When I finally met Adyera, the founder chairman, I was surprised he was a middle-aged man. Having interacted with Eng. Opwonya’s group of fairly elderly people in their late 60s or early 70s, I had expected Adyera to be in a similar age range, but no. He told me in an interview that when he and six others initiated the Association in 2005, he was in his early 30s and did not even have any cows to claim. So, what motivated him, I asked. He said he initiated the Association to actualise his father’s dream. His father, who had a terminal illness and was bed-ridden at the time, asked him to organise the victims so they would not be cheated out of their lost livestock resources. Adyera told me that his father had viewed the organisation as a bridge (peace-building) between the government and the people of Acholi at a time when there was a lot of mistrust between the two. In his writing, Gersony (1997) points out how the people blamed the loss of their livestock on the army, while the army was convinced the people collaborated with the rebels. Acholi War Debt Claimants Association was finally initiated at a public meeting held at Gulu Public Primary School on July 9, 2005 with Adyera as its first chairman. He stressed that the pioneer team were so committed and prepared to volunteer; they worked for free to ensure the Association took off.
He said that as pioneers, they were convinced the benefit to the community would not stop at being compensated for their lost resources. It would also help rebuild their self-esteem as Acholi people, which was important in motivating them to fight poverty and food insecurity in the immediate aftermath of the war rather than depend on the ever-dwindling donor handouts. The government, on the other hand, he said, would benefit by, among other things, winning back the confidence of the Acholi people, especially those who were convinced their livestock had been ‘looted’ deliberately in order to impoverish them.
On his part, the pioneer secretary of the Association explained the difficulties they had to endure at the beginning. He narrated how the state had viewed them with suspicion and was not willing to cooperate with them. At the same time, no foreign agency funded their activities. So, unlike other community-based organisations at the time, the Association did not access any donor funding. Even the letter they wrote to the president in 2006 appealing for a negotiated settlement remained unanswered for a full year. It was not until they went to court that he finally responded. Adyera emphasised that it was their spirit of voluntarism and sheer commitment that motivated them to continue the struggle. In the end, they were able to establish an infrastructure within the Association that enabled them to mobilise and organise claimants from the grassroots in the entire Acholi subregion to claim for their rights.

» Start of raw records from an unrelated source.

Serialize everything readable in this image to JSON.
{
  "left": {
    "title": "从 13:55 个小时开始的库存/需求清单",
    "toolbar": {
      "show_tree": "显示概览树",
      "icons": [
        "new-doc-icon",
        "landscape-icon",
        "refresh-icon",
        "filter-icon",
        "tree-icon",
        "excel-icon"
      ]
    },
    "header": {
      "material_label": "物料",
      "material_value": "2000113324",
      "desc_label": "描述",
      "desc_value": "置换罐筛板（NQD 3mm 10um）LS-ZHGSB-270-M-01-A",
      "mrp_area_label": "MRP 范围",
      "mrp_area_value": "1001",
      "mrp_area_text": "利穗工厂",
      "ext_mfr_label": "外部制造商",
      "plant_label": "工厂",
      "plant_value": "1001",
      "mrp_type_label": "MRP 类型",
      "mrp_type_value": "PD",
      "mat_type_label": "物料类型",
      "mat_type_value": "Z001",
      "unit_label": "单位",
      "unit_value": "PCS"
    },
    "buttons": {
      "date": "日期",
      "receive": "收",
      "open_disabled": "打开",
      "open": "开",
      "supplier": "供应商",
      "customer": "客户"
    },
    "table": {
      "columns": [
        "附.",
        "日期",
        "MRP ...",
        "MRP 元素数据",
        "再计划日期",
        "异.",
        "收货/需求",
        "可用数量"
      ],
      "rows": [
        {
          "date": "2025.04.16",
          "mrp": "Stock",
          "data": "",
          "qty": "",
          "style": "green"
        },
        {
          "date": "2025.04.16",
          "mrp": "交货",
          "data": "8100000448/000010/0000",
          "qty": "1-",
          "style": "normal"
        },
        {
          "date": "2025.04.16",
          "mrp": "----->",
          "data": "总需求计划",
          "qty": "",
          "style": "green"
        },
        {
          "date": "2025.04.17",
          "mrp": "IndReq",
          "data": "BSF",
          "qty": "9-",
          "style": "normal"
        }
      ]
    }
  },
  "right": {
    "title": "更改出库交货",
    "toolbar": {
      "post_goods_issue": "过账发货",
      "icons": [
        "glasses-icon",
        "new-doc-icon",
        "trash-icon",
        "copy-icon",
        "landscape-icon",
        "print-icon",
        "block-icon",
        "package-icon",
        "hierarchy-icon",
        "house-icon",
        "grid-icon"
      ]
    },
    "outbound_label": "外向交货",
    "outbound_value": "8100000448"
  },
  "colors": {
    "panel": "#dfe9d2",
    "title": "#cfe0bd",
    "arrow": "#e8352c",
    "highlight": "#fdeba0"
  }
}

In the next sections we examine and try to make sense of the Association’s role in the struggle for war reparations for Acholi people in view of the absence of a transitional justice policy.
War Reparations and Transitional Justice
In the context of transitional justice, the concept of war reparations comes as part of the process of peace building aimed at sustainable post war economic recovery (van Boven 2009). The theory holds that when administered in conjunction with other elements of transitional justice such as a truth and reconciliation commission, reparations can foster peace and development, especially when they address the economic imbalances that may have contributed to the conflict in the first place (Nkurunziza 2008).